Mit Schwarz eine harte Aufgabe, aber für das weitere Turnier war es
eine sehr wichtige Partie. Der GM versuchte zwar taktisch, einen Bauerngewinn
herauszukneten, aber Sebastian hielt alles gut zusammen und auch die Maschinen
konnten hinterher keine Probleme für Schwarz sehen. Nach Damentausch
ging die Partie in ein Endspiel mit jeweils Turm und Springer. Sebastian
aktivierte seinen Turm und konnte Dauerschachdrohungen aufstellen, worauf
sein Gegner ein Remis anbot.
In Runde drei wartete
ein Gegner mit 2064 Punkten, der von Sebastian besiegt werden konnte, bevor
es mit Schwarz gegen 2144 ging. Diese Partie war ein echtes Schmankerl
und eine positionelle Glanzleistung von Sebastian. Der Gegner wurde in
einem soliden System ausmanövriert und dann mit einer schönen
Schlußkombination ausgeknockt. Mit 3,5 Punkten aus vier Runden hatte
Sebastian also bis dahin ein sehr starkes Turnier gespielt.
Bei mir lief
es durchwachsener: Zum Auftakt wäre ich mit meinem "traditionellen"

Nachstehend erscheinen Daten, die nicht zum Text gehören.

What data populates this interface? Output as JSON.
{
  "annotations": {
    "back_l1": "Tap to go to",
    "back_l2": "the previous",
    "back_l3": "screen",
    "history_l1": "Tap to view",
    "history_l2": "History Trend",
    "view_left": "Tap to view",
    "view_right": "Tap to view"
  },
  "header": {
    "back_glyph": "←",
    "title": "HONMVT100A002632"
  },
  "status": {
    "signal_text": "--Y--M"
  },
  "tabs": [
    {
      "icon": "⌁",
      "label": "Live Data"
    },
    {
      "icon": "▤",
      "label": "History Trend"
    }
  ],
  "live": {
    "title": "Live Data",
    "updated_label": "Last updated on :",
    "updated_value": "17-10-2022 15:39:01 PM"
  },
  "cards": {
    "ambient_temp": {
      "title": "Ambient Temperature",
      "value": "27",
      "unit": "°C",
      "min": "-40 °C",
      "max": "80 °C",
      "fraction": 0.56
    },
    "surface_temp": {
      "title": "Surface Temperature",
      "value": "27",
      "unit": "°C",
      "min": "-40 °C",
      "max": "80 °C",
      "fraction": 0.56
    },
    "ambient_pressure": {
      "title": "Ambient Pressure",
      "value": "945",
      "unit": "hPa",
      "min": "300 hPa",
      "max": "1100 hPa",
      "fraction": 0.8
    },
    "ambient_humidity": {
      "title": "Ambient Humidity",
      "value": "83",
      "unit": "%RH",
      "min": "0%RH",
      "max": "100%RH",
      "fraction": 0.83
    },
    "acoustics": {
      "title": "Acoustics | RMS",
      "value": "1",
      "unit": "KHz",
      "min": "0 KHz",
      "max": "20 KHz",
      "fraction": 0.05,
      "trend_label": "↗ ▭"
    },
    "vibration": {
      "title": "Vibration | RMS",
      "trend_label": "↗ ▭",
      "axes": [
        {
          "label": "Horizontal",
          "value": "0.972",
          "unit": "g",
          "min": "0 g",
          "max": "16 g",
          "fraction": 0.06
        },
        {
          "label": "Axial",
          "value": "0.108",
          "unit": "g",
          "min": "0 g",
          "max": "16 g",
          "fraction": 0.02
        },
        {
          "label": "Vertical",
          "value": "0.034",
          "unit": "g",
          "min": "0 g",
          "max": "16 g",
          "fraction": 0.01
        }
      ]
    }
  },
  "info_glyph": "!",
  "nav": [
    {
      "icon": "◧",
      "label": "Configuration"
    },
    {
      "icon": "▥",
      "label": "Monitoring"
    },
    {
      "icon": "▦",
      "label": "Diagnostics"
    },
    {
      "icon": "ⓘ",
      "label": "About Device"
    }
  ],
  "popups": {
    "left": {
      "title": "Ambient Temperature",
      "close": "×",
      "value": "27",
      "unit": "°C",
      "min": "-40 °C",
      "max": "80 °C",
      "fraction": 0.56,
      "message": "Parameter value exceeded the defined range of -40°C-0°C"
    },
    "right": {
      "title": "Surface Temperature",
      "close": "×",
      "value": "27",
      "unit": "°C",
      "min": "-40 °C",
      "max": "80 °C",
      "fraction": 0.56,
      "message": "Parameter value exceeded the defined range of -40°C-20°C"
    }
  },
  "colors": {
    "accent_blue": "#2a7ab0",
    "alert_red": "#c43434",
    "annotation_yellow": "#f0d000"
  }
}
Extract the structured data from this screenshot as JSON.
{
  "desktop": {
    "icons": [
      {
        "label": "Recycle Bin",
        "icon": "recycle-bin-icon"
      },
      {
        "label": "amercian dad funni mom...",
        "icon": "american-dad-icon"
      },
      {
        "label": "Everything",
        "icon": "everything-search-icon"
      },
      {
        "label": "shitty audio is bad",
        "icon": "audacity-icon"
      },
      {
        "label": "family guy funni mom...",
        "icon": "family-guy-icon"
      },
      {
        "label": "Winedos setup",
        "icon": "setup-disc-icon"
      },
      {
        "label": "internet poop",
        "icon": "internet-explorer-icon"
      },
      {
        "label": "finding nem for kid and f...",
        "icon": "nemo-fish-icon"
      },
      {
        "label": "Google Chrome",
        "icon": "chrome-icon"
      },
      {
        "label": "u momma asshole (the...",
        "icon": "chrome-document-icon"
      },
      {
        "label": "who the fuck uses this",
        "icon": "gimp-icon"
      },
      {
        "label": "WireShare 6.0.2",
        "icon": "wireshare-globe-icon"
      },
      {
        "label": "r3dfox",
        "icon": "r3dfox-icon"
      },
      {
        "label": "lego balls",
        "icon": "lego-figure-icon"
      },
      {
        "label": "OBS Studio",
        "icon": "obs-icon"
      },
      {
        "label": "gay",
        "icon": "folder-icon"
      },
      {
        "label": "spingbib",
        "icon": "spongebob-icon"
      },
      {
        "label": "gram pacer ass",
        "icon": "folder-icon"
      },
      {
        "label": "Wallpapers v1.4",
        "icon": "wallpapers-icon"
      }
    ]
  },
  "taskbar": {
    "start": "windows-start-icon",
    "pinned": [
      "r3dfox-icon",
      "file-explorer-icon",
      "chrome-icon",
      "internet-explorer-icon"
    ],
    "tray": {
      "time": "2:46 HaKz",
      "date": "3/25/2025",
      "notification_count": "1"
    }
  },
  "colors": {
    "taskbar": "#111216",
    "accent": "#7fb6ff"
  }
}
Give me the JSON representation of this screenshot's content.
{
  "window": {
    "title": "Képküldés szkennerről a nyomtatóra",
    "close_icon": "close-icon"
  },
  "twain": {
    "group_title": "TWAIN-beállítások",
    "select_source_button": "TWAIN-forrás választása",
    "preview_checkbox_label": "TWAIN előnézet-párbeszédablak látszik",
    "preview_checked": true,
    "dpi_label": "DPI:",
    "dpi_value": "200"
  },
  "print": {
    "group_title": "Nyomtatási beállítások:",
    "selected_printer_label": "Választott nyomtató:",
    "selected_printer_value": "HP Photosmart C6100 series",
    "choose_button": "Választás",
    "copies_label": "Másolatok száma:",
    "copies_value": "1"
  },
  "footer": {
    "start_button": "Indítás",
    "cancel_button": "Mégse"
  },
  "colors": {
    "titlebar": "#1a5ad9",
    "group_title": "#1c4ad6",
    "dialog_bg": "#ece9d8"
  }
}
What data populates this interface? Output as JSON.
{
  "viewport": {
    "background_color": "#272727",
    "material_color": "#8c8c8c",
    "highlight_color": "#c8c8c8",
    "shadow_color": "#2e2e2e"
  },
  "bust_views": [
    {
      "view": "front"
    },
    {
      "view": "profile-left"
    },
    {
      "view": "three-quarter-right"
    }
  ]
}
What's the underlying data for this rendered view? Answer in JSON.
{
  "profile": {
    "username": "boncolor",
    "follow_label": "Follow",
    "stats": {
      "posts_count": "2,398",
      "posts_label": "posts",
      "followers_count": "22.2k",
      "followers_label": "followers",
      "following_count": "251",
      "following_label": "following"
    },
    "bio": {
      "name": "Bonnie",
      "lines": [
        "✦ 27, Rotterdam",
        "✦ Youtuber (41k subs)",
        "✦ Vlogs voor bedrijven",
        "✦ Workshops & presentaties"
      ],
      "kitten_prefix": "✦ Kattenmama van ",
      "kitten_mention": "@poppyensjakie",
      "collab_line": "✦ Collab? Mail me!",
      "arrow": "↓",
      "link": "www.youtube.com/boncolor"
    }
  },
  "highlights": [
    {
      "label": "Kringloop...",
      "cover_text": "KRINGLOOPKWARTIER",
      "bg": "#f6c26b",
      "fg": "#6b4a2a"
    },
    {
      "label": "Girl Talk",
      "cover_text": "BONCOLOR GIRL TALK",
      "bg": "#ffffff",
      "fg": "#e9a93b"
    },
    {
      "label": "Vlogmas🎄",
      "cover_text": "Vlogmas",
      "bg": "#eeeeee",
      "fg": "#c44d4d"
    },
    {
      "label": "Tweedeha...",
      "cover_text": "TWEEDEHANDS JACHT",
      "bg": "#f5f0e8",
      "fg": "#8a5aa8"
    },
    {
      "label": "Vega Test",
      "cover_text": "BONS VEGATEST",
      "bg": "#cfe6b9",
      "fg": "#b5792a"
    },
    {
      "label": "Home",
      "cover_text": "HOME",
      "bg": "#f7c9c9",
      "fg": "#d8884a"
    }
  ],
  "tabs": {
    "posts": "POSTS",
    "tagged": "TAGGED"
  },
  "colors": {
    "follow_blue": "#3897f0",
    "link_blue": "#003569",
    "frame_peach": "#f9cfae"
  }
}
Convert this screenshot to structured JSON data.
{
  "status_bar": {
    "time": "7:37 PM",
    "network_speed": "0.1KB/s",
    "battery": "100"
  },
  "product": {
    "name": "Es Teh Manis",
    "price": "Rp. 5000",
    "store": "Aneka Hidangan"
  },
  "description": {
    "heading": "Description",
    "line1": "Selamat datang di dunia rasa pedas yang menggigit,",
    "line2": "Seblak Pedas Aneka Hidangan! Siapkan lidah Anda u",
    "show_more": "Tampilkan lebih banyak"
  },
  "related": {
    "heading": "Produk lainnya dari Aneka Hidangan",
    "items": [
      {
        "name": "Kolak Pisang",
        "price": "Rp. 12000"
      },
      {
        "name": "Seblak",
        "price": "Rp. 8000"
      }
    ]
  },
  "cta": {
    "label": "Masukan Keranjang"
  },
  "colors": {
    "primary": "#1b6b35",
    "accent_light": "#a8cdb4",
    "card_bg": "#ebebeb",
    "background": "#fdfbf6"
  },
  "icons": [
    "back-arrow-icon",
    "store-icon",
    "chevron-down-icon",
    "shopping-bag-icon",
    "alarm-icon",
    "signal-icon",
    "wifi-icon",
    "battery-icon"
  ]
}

Erfurter Startremis gegen 2076 zufrieden gewesen. Mein Gegner baute aber
mit Schwarz am Königsflügel Druck auf. Vielleicht habe ich dort
etwas zu sehr verteidigt, anstatt auf Gegenspiel am Damenflügel zu
setzen. Dennoch konnte ich schließlich in ein einfaches Turmendspiel
abwickeln und meinen Turm aktivieren. Ich hatte einen Mehrbauern, aber
der Gegner drang mit dem König ein. Ich hielt meine Stellung für
kritisch, doch mein Gegenüber fand nicht mehr als ein Dauerschach.
Remis also. Mission erfüllt!
Der nächste Gegner
war allerdings ein Titelträger (2262). Er setzte mir eine Eröffnungsneuerung
vor, die zwar nicht korrekt war, aber die ich am Brett nicht widerlegen
konnte. Ich geriet in die Defensive und konnte mich lediglich noch eine
zeitlang verteidigen, bevor die Null stand. Eine harte Schlacht gegen 2008
folgte. Ich stand hier schlechter, hatte aber noch ein paar taktische Ideen.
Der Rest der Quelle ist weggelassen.